Kepala Dinas Koperasi, UKM, Perindustrian dan Perdagangan (DKUKMPP) Kabupaten Nunukan, Muhtar, menegaskan bahwa tantangan terbesar UMKM saat ini adalah naik kelas.
Menurutnya, masih banyak pelaku usaha yang berjalan tanpa perencanaan bisnis yang matang dan bergantung pada pasar lokal yang sempit.
“UMKM kita banyak, tapi sebagian masih berputar di lingkaran yang sama. Produksi kecil, pasar terbatas, dan keuntungan belum signifikan,” kata Muhtar kepada MataKaltara.com, senin (02/02/2026).
Ia menyebut persoalan legalitas menjadi pintu awal yang harus dibenahi.
Tanpa Nomor Induk Berusaha (NIB) dan sertifikasi produk, UMKM sulit mengakses pembiayaan, kemitraan, maupun peluang pasar yang lebih luas.
“Legalitas itu kunci. Kalau administrasi rapi, akses modal dan program pemerintah bisa terbuka,” jelas Muhtar.
Selain legalitas, kualitas produk dan kemasan juga masih menjadi kendala. Banyak produk UMKM lokal dinilai memiliki potensi, namun belum didukung tampilan dan standar mutu yang mampu bersaing dengan produk dari luar daerah.
Pemkab Nunukan, lanjut Muhtar, kini mengarahkan pendampingan UMKM pada peningkatan nilai tambah.
Pelaku usaha didorong tidak hanya menjual produk mentah, tetapi mampu mengolah dan memasarkan produknya dengan konsep yang lebih modern.
Di sisi lain, keterbatasan akses pembiayaan masih menjadi keluhan utama pelaku UMKM.
Untuk itu, pemerintah daerah tengah mendorong skema pembiayaan yang lebih ramah, termasuk pembiayaan tanpa bunga dan subsidi bunga bagi usaha kecil.
“Kami ingin UMKM berani berkembang, bukan takut karena beban modal,” pungkas Muhtar.
Upaya penguatan UMKM juga diarahkan melalui optimalisasi belanja pemerintah daerah.

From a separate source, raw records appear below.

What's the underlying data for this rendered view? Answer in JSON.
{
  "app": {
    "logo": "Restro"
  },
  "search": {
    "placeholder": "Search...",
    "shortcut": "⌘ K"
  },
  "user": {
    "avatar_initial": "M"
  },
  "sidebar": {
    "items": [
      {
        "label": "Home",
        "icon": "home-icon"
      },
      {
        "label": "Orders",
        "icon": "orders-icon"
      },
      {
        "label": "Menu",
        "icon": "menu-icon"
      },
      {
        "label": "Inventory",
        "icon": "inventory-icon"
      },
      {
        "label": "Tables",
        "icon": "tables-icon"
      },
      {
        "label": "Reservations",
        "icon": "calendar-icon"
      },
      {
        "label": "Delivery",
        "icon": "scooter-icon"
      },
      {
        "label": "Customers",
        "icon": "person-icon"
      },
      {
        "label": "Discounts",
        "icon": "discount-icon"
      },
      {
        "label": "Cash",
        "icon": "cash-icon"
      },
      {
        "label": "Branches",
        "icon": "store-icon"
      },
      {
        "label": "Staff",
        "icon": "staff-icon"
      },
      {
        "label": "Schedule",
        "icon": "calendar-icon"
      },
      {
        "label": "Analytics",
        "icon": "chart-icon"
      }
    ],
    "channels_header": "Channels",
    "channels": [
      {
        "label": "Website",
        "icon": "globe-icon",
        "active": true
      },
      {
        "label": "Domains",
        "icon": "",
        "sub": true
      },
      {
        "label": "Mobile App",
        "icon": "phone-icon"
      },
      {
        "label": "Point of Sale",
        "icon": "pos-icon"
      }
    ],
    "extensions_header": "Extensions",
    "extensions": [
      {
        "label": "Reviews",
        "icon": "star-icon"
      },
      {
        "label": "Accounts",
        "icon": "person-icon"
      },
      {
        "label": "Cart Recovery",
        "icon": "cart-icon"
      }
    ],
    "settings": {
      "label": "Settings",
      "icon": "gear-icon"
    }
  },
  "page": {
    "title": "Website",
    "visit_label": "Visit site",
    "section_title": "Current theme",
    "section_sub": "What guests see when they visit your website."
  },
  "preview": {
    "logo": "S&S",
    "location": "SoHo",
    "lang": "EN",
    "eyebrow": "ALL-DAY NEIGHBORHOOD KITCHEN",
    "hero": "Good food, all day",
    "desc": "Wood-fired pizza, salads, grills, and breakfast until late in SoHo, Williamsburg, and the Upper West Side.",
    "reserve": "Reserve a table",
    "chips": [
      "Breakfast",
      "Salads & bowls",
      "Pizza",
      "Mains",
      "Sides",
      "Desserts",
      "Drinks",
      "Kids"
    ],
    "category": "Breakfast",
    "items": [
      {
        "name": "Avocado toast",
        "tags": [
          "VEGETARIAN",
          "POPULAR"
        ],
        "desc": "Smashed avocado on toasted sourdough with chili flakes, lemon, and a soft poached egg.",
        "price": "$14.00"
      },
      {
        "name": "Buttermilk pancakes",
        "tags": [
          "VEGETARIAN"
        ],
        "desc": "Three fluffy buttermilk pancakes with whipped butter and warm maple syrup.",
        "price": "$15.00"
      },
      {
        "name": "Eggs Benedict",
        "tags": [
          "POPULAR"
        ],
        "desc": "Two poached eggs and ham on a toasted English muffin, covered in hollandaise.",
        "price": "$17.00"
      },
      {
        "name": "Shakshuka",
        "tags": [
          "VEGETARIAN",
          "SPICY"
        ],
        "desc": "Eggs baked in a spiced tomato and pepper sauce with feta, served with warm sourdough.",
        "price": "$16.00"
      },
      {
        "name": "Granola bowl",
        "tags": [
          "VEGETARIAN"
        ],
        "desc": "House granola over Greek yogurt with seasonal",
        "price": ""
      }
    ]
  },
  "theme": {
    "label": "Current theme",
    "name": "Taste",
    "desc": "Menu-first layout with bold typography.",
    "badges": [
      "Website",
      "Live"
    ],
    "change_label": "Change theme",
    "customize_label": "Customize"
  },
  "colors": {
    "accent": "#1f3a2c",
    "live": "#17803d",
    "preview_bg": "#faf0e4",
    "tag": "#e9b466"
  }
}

Produk lokal diharapkan dapat menjadi pilihan utama dalam pengadaan barang dan jasa, sehingga perputaran ekonomi terjadi di dalam daerah.

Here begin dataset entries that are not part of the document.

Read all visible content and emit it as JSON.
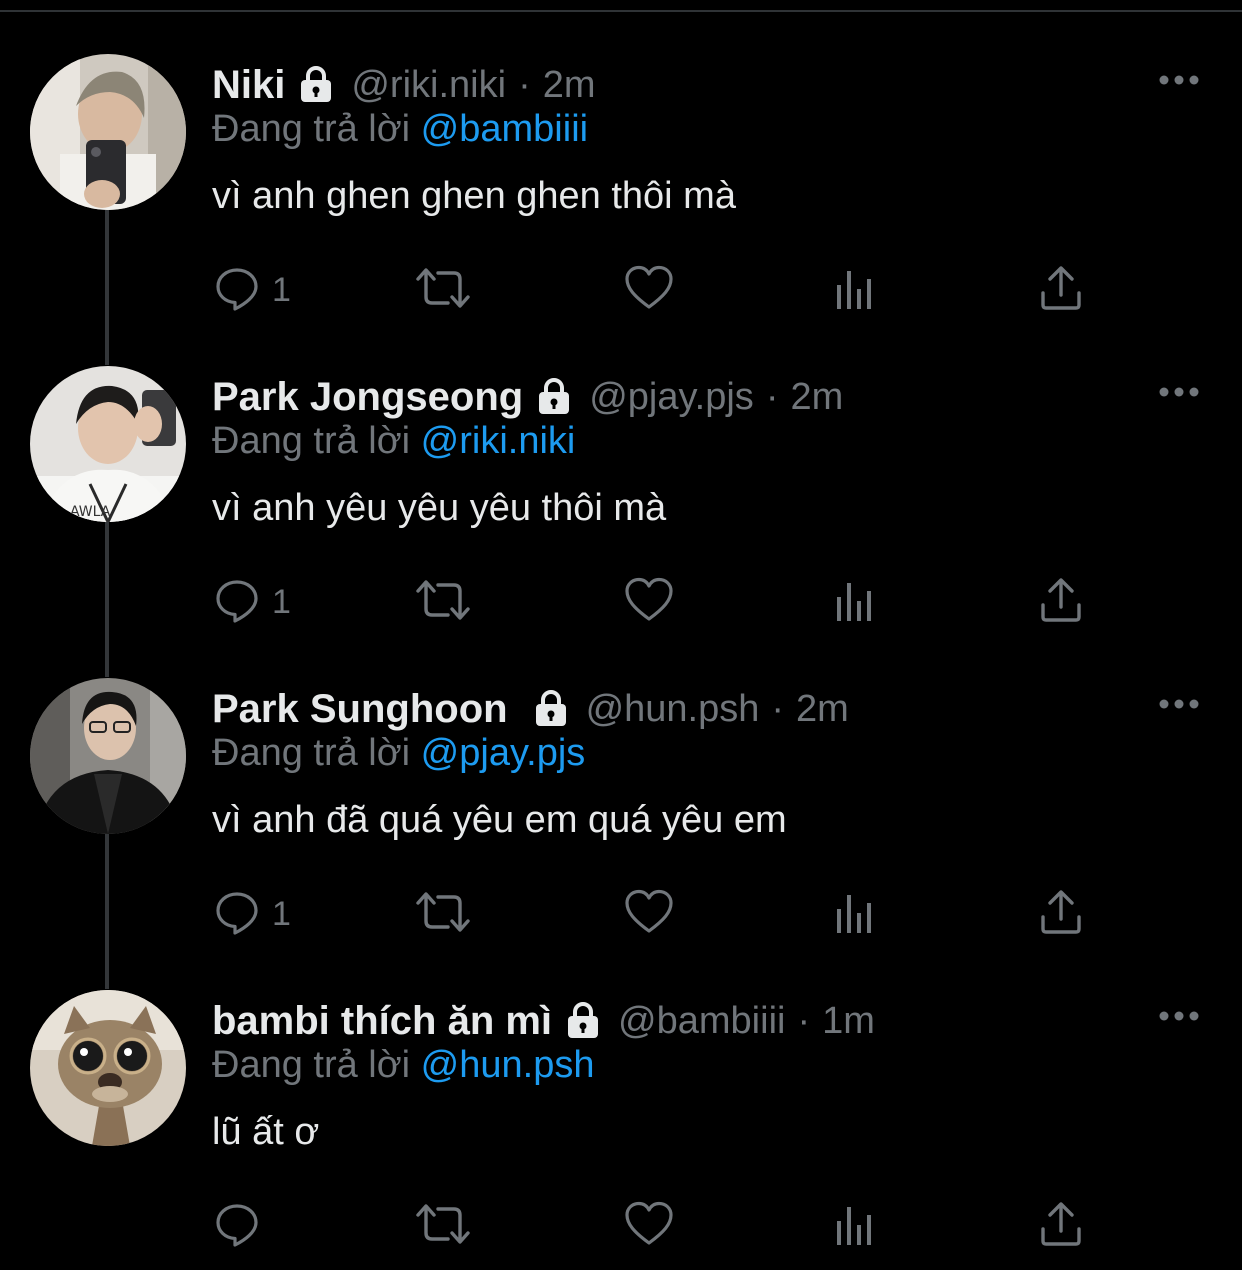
{
  "theme": {
    "background": "#000000",
    "text_primary": "#e7e9ea",
    "text_secondary": "#71767b",
    "accent": "#1d9bf0",
    "thread_line": "#333639"
  },
  "icons": {
    "lock": "lock-icon",
    "more": "more-horizontal-icon",
    "reply": "reply-bubble-icon",
    "retweet": "retweet-icon",
    "like": "heart-icon",
    "views": "analytics-bars-icon",
    "share": "share-upload-icon"
  },
  "tweets": [
    {
      "display_name": "Niki",
      "handle": "@riki.niki",
      "separator": "·",
      "time": "2m",
      "reply_prefix": "Đang trả lời",
      "reply_to": "@bambiiii",
      "text": "vì anh ghen ghen ghen thôi mà",
      "reply_count": "1",
      "avatar_desc": "mirror-selfie"
    },
    {
      "display_name": "Park Jongseong",
      "handle": "@pjay.pjs",
      "separator": "·",
      "time": "2m",
      "reply_prefix": "Đang trả lời",
      "reply_to": "@riki.niki",
      "text": "vì anh yêu yêu yêu thôi mà",
      "reply_count": "1",
      "avatar_desc": "mirror-selfie"
    },
    {
      "display_name": "Park Sunghoon",
      "handle": "@hun.psh",
      "separator": "·",
      "time": "2m",
      "reply_prefix": "Đang trả lời",
      "reply_to": "@pjay.pjs",
      "text": "vì anh đã quá yêu em quá yêu em",
      "reply_count": "1",
      "avatar_desc": "leather-jacket-portrait"
    },
    {
      "display_name": "bambi thích ăn mì",
      "handle": "@bambiiii",
      "separator": "·",
      "time": "1m",
      "reply_prefix": "Đang trả lời",
      "reply_to": "@hun.psh",
      "text": "lũ ất ơ",
      "reply_count": "",
      "avatar_desc": "cat-closeup"
    }
  ]
}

“Kalau UMKM lokal diberi ruang, efeknya bukan hanya ke pelaku usaha, tapi juga ke penyerapan tenaga kerja,” ujar Muhtar.
Muhtar menambahkan, tantangan geografis Nunukan sebagai wilayah kepulauan dan perbatasan menuntut sinergi semua pihak.
Kolaborasi antara pemerintah, perbankan, dan pelaku usaha dinilai menjadi kunci agar UMKM Nunukan mampu bertahan dan bersaing.
“UMKM bukan sekadar angka statistik. Mereka adalah wajah ekonomi rakyat. Yang kita bangun adalah kemandirian ekonomi masyarakat Nunukan,” tutup Muhtar.